Mitt Romney fired back at the President for his controversial (some would say condescending) remarks about business owners, stressing that Obama’s comments weren’t slips of the silver tongue – they represent ideology.
“No, you heard him right,” pretty much sums up Romney’s response to President Obama’s “If you’ve got a business, you didn’t build that […] Somebody else made that happen,” remarks, and Mittens is primed to spin Obama’s Roanoke speech into campaign gold, reports The Hill. Romney used Big-O’s remarks on Thursday to further draw the line between himself and the incumbent POTUS on the election’s top issue – our struggling economy.
“It wasn’t a gaffe. It was instead his ideology,” Romney said. “The president does, in fact, believe that people who build enterprises like this really aren’t responsible for it,” Romney said during a Thursday speech in his home state of Massachusetts. “But in fact it’s a collective success of the whole society that somehow builds enterprises like this. My view, we have to celebrate people who started enterprises and employ other people.”
Romney speech, a last-minute campaign event at Middlesex Truck and Coach, a small truck repair shop just outside Boston, was heard by no more than a dozen mechanics, reports Yahoo! News. Regardless, Romney used the venue as an example of his own business principles – principles he hopes to bring to the Oval Office in 2012.
“This is the kind of place that has put people to work over the years, over the decades. … Someone else isn’t responsible for what he did here,” Romney said, referring to the shop’s owner. “This is not the result of government. This is the result of people who take risks, create dreams, who build for themselves and for their families.”
Romney continued to hammer Obama on jobs, pointing to the President’s derelict jobs council, which hasn’t met in six months. Compared to Obama’s hectic fundraising schedule and a recent report showing more Americans actively seeking unemployment, Romney questioned the President’s priorities before flatly saying he doesn’t deserve another term. “You learn something about the president’s priorities,” Romney said. “The job he’s interested in protecting is his own.”

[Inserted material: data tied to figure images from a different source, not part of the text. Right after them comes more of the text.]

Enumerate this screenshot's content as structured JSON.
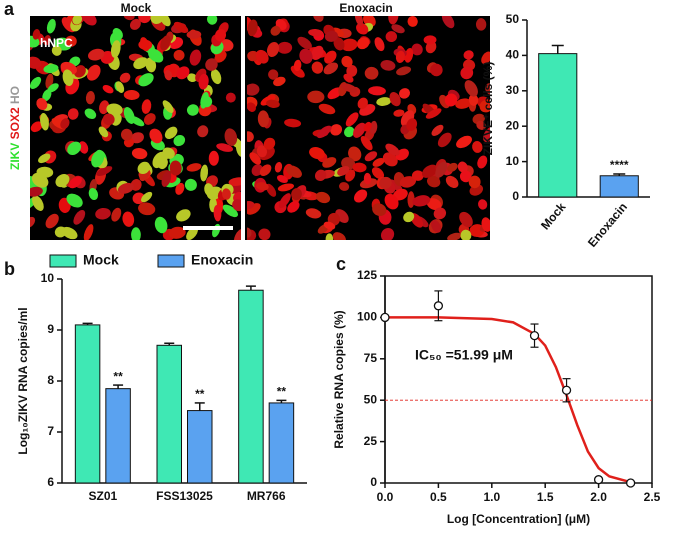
{
  "panel_labels": [
    "a",
    "b",
    "c"
  ],
  "micrograph": {
    "labels": [
      "Mock",
      "Enoxacin"
    ],
    "cell_label": "hNPC",
    "stain_labels": [
      "ZIKV",
      "SOX2",
      "HO"
    ]
  },
  "chart_data": [
    {
      "type": "bar",
      "ylabel": "ZIKVE⁺ cells (%)",
      "categories": [
        "Mock",
        "Enoxacin"
      ],
      "values": [
        40.5,
        6
      ],
      "errors": [
        2.3,
        0.5
      ],
      "value_annotations": [
        null,
        "****"
      ],
      "colors": [
        "#3fe8b4",
        "#5aa2f0"
      ],
      "ylim": [
        0,
        50
      ],
      "yticks": [
        0,
        10,
        20,
        30,
        40,
        50
      ]
    },
    {
      "type": "grouped_bar",
      "ylabel": "Log₁₀ZIKV RNA copies/ml",
      "categories": [
        "SZ01",
        "FSS13025",
        "MR766"
      ],
      "series": [
        {
          "name": "Mock",
          "color": "#3fe8b4",
          "values": [
            9.1,
            8.7,
            9.78
          ],
          "errors": [
            0.03,
            0.04,
            0.08
          ],
          "annotations": [
            null,
            null,
            null
          ]
        },
        {
          "name": "Enoxacin",
          "color": "#5aa2f0",
          "values": [
            7.85,
            7.42,
            7.57
          ],
          "errors": [
            0.07,
            0.15,
            0.05
          ],
          "annotations": [
            "**",
            "**",
            "**"
          ]
        }
      ],
      "ylim": [
        6,
        10
      ],
      "yticks": [
        6,
        7,
        8,
        9,
        10
      ],
      "legend": "top"
    },
    {
      "type": "dose_response",
      "xlabel": "Log [Concentration] (μM)",
      "ylabel": "Relative RNA copies (%)",
      "annotation": "IC₅₀ =51.99 μM",
      "x": [
        0,
        0.5,
        1.4,
        1.7,
        2.0,
        2.3
      ],
      "values": [
        100,
        107,
        89,
        56,
        2,
        0
      ],
      "errors": [
        1,
        9,
        7,
        7,
        1,
        0.5
      ],
      "fit_curve": {
        "color": "#e0201b",
        "x": [
          0,
          0.5,
          1.0,
          1.2,
          1.4,
          1.5,
          1.6,
          1.7,
          1.8,
          1.9,
          2.0,
          2.1,
          2.3
        ],
        "y": [
          100,
          100,
          99,
          97,
          90,
          83,
          70,
          53,
          35,
          19,
          9,
          4,
          0.5
        ]
      },
      "reference_line": 50,
      "reference_color": "#e0201b",
      "xlim": [
        0,
        2.5
      ],
      "xticks": [
        {
          "value": 0,
          "label": "0.0"
        },
        {
          "value": 0.5,
          "label": "0.5"
        },
        {
          "value": 1,
          "label": "1.0"
        },
        {
          "value": 1.5,
          "label": "1.5"
        },
        {
          "value": 2,
          "label": "2.0"
        },
        {
          "value": 2.5,
          "label": "2.5"
        }
      ],
      "ylim": [
        0,
        125
      ],
      "yticks": [
        0,
        25,
        50,
        75,
        100,
        125
      ]
    }
  ]
}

Despite his tough line on the President, which could foreshadow a strong point of rhetoric in the upcoming debates, Romney has skeletons of his own to address. Namely, concerns over his earnings and taxes that have cropped up of late, according to AP.
Still, Obama’s slip, no matter its origins, have at the very least guaranteed that Romney will become an opponent to be reckoned with as the election heats up. Obama needs to realize now more than ever that he won’t be skating into office for a second term. He has to want it. Just like Mitt Romney wants it.